In January 2009, I was looking forward to enhancing my knowledge of e-Learning with an Open University course H809. Little did I realise that this would lead to blogging and Twittering like – especially as I had only an inkling of what these even were! I had been dabbling with wikis for High School students and teachers for some time but these took off in a big way and I even ended up having a short article published in Education Today about using wiki technology to assist reflective practice for school teachers. I ran a workshop about this at the EdD residential weekend in July and have just been asked to run a workshop on the same topic at a conference at the Institute of Education next February.

I have gone on to study another Open University course which looks predominantly at the use of ePortfolios for teachers at all levels. This has been a challenging course, not least because of the online collaboration we were asked to so. It has helped me to restructure my own Masters level online forum and has led to greater participation levels on that.

That’s mainly about my study opportunities.

I have learned some other truths this year. I’ll call them truths although we all know that truth is elusive and possibly a personal perspective on reality. I have struggled with why some people feel they have little left to learn and with my role in that. On the positive side, I have been thrilled with the people (aged between 11 and 80 approximately) who have taken on new ideas and even run with sharing these with others – especially some of my younger colleagues at school.

I have learned the joy of achievement – even at my age.

At home, I have learned that one’s family do best when not nagged or goaded – actually I’ve learned that before and will probably learn it again.

It’s been a good year.

What have you learned?

Monday, December 7, 2009

reflecting on educational leadership

Just musing here really. Have been thinking a lot about leadership in education recently (see also sustainability of learning post on Janshs blog).

When I first became a Head of Department in 1992 I held an intial department meeting in which I said, "When things go right, I'll make sure the right person gets the credit. When things go wrong, I'll carry the can. I'll be here early every morning if you want to talk."

I don't know what they thought. I do know we were a happy band and I was sorry to leave them 8 years later when I moved 'on' to senior leadership in another school.

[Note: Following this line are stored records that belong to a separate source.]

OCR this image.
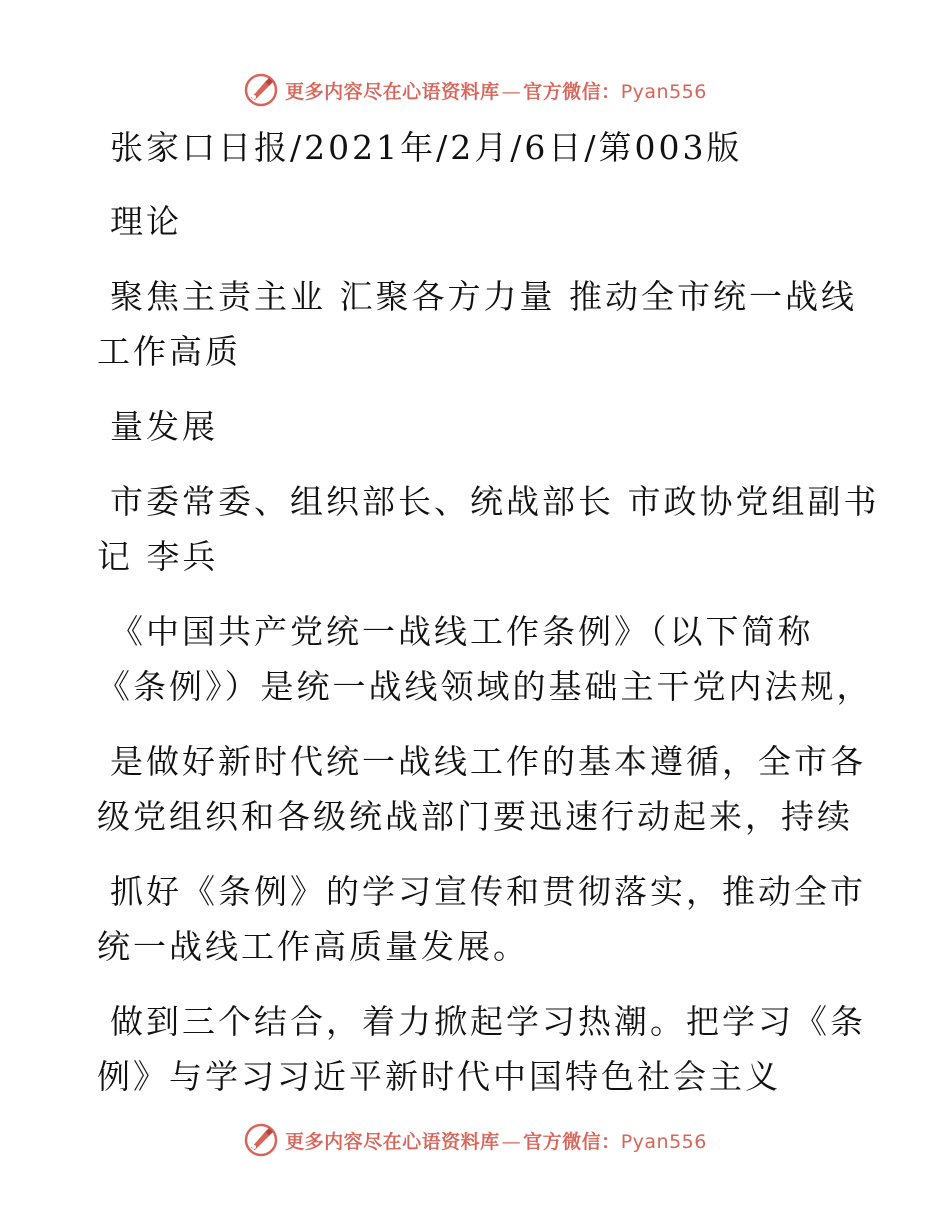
更多内容尽在心语资料库 — 官方微信：Pyan556
张家口日报/2021年/2月/6日/第003版
理论
聚焦主责主业 汇聚各方力量 推动全市统一战线
工作高质
量发展
市委常委、组织部长、统战部长 市政协党组副书
记 李兵
《中国共产党统一战线工作条例》（以下简称
《条例》）是统一战线领域的基础主干党内法规，
是做好新时代统一战线工作的基本遵循，全市各
级党组织和各级统战部门要迅速行动起来，持续
抓好《条例》的学习宣传和贯彻落实，推动全市
统一战线工作高质量发展。
做到三个结合，着力掀起学习热潮。把学习《条
例》与学习习近平新时代中国特色社会主义
更多内容尽在心语资料库 — 官方微信：Pyan556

Now being a senior leader in those first few months and years was really hard. I didn't have a team to 'lead' as such. I felt de-skilled. As the years have rolled by, I have developed other ways of valuing folks (I hope they really know it's genuine). Saying thank you and how are you are two important ways.

I still like to give credit where it's due. I still carry the can (publicly) when things go wrong. Maybe I'm a bit of soft touch. Maybe that's not so bad.

I'd love to have comments on these musings ...

Saturday, December 5, 2009

taking a collaborative approach

Inspired by the presentation my study group did - (Janshs blog) and the great PD session run at my school with ideas from @vickitoria35 I have decided to change my end of term activity for my GCSE Maths groups in Y10 and 11 (14-16 year olds).

I am going to set up four or five wikis and split class into small groups. They are doing a project on properties of 3D shapes which I usually do as a cut, stick, write, summarise activity on paper. This time I am going to ask them to put their results into a joint presentation using a wiki and maybe other ideas like Voki and Wallwisher as well. I am hoping that all this will take just 2 weeks - we'll see how it goes.

If anyone knows any cartoon strip software that's free (like Dvolver) it would be good to hear about it.